What do celebrities like Zachary Quinto, George A. Johnson, Zachary Drucker or Charles Stephens have in common? The fight against HIV and the criminalisation of the disease represents a personal concern for all those mentioned here. On behalf of the Elizabeth Taylor AIDS Foundation, the speakers at IAS 2021 spoke about why storytelling can be used as a powerful tool against discrimination.
Storytelling has the power to inspire, excite and effectively bring about change in hearts and minds - this is what all speakers at the satellite symposium "HIV Is Not A Crime: Storytelling to Change Laws & Fight Stigma" at IAS 2021 were firmly convinced of. On behalf of the Elizabeth Taylor AIDS Foundation, well-known faces from the fields of film, literature and culture demonstrated how a powerful story can bring issues such as HIV decriminalisation to the forefront and encourage people to fight the stigma surrounding HIV/AIDS.
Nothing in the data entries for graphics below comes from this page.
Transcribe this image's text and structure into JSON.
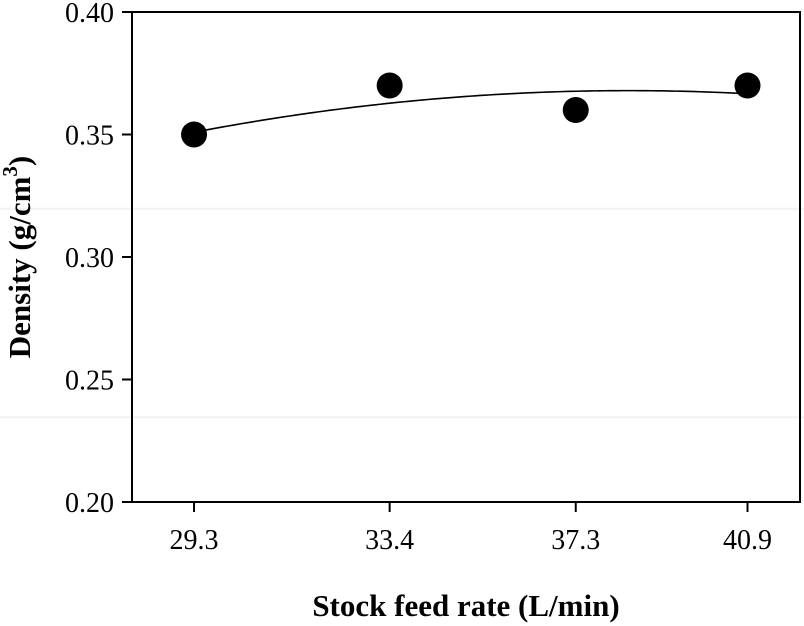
{
  "figure": {
    "background_color": "#ffffff",
    "foreground_color": "#000000"
  },
  "chart_data": {
    "type": "scatter",
    "title": "",
    "xlabel": "Stock feed rate (L/min)",
    "ylabel": "Density (g/cm³)",
    "ylabel_parts": {
      "pre": "Density (g/cm",
      "sup": "3",
      "post": ")"
    },
    "x": [
      29.3,
      33.4,
      37.3,
      40.9
    ],
    "y": [
      0.35,
      0.37,
      0.36,
      0.37
    ],
    "xlim": [
      28,
      42
    ],
    "ylim": [
      0.2,
      0.4
    ],
    "x_ticks": [
      29.3,
      33.4,
      37.3,
      40.9
    ],
    "x_tick_labels": [
      "29.3",
      "33.4",
      "37.3",
      "40.9"
    ],
    "y_ticks": [
      0.2,
      0.25,
      0.3,
      0.35,
      0.4
    ],
    "y_tick_labels": [
      "0.20",
      "0.25",
      "0.30",
      "0.35",
      "0.40"
    ],
    "grid": false,
    "legend": null,
    "frame": "full-box",
    "tick_direction": "out",
    "marker": {
      "shape": "circle",
      "radius_px": 13,
      "color": "#000000"
    },
    "fit_curve": {
      "type": "quadratic",
      "c2": -0.000205,
      "c1": 0.015747,
      "c0": 0.065509,
      "x_start": 29.3,
      "x_end": 40.9,
      "color": "#000000"
    },
    "colors": {
      "axis": "#000000",
      "text": "#000000",
      "background": "#ffffff"
    }
  }
}
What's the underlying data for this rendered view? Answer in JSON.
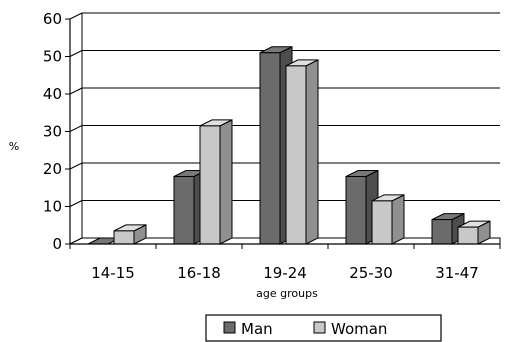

Multimedia artist, cultural producer and LGBT activist Zachary Drucker emphasises that time only moves in one direction: forward. Accordingly, society also has a moral and ethical responsibility to move with the times and focus on the needs of all its members. This also includes considering people living with HIV as equals, preventing their criminalisation and breaking with old world views. But how can we get this message across to the public? All speakers at the satellite symposium agreed that storytelling is a powerful tool.
One type of storytelling that the members of the Elizabeth Taylor AIDS Foundation have developed for this purpose is the short film series "True (Not) Crime Story". Seemingly outsider narrators tell of true events in which people with HIV have been discriminated against or prosecuted - and reveal at the end of the video that this is their own story. Author George M. Johnson, who wrote the script for the story of civil rights activist Robert Suttle as part of the project, emphasises at the IAS that the writing process felt cathartic for him because he recognised many parallels to himself in Suttle's story. Storytelling, Johnson is convinced, is a timeless tool for conveying important content.
Nevertheless, the speakers at the symposium emphasised, it is not enough to rely on the medium alone to convey important messages. Beforehand, one must always keep in mind which target groups one wants to reach and consider strategies on how to reach them. Technical or scientific information, for example, must be broken down in such a way that it can be understood. There is no "one size fits all" solution for talking about HIV, emphasises spokesperson Charles Stephens. When talking to people who disagree with you, you have to remain objective and give them time and space to work through their prejudices and assumptions. Then, the speakers are convinced, even sceptics can be convinced by powerful stories.
International AIDS Society Conferences (IAS) 2021, Satellite Session "HIV Is Not A Crime: Storytelling to Change Laws & Fight Stigma", 20 July 2021.